All leases carry some level of risk and responsibility on the part of the lessor. For example, the lessor must ensure the lessee has liability insurance that will cover the lessor in the event of a lawsuit. Another example: The lease needs to be clear on who will be responsible for maintaining certain areas of the space. Generally, when one health care provider who bills to Medicare, among other Federal plans, leases space and/or equipment to a fellow health care provider who does the same billing, there are additional matters to consider, namely the Anti-Kickback Statute (AKS) and the Stark Law (Stark) (See (https://oig.hhs.gov/compliance/physician-education/fraud-abuse-laws/ .)
Here, I define the AKS and Stark laws, how they apply to the lessor and lessee, how to comply with said laws, and I provide a caveat for those who may believe these laws don’t pertain to them.
Defining AKS and Stark
AKS and Stark prohibit referrals by one health care provider to another health care provider if there is a financial relationship between the two providers. Leases are considered a financial relationship.
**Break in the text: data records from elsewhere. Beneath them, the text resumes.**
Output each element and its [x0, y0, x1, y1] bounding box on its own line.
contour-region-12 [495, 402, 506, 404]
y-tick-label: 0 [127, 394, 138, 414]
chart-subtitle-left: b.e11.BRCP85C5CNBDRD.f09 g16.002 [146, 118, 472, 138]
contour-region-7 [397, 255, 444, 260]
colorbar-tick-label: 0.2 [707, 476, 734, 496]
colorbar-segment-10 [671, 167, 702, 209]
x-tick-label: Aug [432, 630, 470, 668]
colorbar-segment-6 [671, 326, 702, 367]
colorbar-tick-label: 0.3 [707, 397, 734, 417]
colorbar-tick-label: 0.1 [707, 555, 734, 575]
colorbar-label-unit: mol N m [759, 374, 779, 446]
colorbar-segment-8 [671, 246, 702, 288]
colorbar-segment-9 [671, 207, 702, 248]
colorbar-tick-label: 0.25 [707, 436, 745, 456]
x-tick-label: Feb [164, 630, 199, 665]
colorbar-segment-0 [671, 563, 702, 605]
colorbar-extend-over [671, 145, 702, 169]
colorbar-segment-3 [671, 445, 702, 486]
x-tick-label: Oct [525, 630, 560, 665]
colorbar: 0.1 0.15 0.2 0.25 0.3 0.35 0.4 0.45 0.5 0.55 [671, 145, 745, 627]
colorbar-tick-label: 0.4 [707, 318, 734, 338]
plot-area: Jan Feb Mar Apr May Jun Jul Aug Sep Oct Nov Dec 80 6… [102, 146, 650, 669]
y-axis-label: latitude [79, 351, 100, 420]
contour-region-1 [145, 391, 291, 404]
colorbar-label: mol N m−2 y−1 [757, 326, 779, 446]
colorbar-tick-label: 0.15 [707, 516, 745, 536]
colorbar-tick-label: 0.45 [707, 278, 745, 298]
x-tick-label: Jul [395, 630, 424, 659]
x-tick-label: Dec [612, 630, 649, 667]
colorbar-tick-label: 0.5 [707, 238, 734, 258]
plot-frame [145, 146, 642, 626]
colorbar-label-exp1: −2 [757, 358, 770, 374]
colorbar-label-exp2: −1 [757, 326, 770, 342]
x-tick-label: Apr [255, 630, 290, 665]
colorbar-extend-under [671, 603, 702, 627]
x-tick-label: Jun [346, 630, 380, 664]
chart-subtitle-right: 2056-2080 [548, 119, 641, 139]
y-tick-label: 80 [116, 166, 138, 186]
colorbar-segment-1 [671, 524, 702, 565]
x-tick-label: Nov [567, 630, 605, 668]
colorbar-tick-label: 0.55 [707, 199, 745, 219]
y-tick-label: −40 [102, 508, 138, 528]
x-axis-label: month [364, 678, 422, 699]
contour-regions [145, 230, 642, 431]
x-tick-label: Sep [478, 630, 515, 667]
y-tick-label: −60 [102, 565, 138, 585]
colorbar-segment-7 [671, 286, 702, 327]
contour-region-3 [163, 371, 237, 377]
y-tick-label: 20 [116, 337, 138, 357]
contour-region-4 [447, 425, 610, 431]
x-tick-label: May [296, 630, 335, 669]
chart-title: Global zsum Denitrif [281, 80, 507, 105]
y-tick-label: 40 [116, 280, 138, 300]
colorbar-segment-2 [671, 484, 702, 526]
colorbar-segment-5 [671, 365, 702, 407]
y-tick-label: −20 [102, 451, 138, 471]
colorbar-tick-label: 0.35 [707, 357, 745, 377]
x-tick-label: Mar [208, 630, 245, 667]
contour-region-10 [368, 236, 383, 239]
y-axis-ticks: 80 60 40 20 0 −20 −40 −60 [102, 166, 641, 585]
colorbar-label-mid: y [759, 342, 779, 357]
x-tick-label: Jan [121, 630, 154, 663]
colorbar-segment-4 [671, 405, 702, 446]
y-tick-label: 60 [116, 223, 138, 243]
For this reason, it is imperative that, prior to entering into these arrangements, the health care lessor and lessee understand how to comply with these laws. After all, violation of AKS and Stark can subject the health care providers to civil and criminal penalties, as well as possible exclusion from participation in the Medicare program.
Complying with said laws
A leasing arrangement between two health care providers can be compliant to the said laws if it falls under a safe harbor provision of AKS or an exception under Stark. To accomplish this, the lease must meet the following requirements:
- Be in writing and signed by both parties.
- Specifically detail the space and/or equipment that will be used by the lessee.
- Have an amount at fair market value and not take into account the volume of referrals between the lessor and lessee.
A caveat
If you are not a Medicare provider, you may believe this does not apply to you. However, in recent years the federal government has used the Travel Act and state bribery laws to expand this anti-kickback regulation to include private insurers as well. (See www.justice.gov/usao-ndtx/pr/14-defendants-sentenced-74-years-forest-park-healthcare-fraud .) The Travel Act “prohibits travel or the use of facilities of interstate or foreign commerce for the purpose of furthering an ‘unlawful activity,’” according to the U.S. Department of Justice. These items, in combination with the frequent changes in health care regulations, make it difficult for health care providers to ensure their leases are compliant. Therefore, before entering into any lease, I highly recommend you seek the advice of a health care attorney who can ensure your compliance with federal, state, and local laws. OM
Disclaimer: The information in this article is provided for general informational purposes only, and may not reflect the current law in your jurisdiction. The information contained in this article is not legal advice, and it is not intended to be a substitute for legal counsel on any subject matter. No reader of this article should act or refrain from acting on the basis of any information included in, or accessible through, this article without seeking the appropriate legal or other professional advice on the particular facts and circumstances at issue from a lawyer licensed in the recipient’s state, country or other appropriate licensing jurisdiction.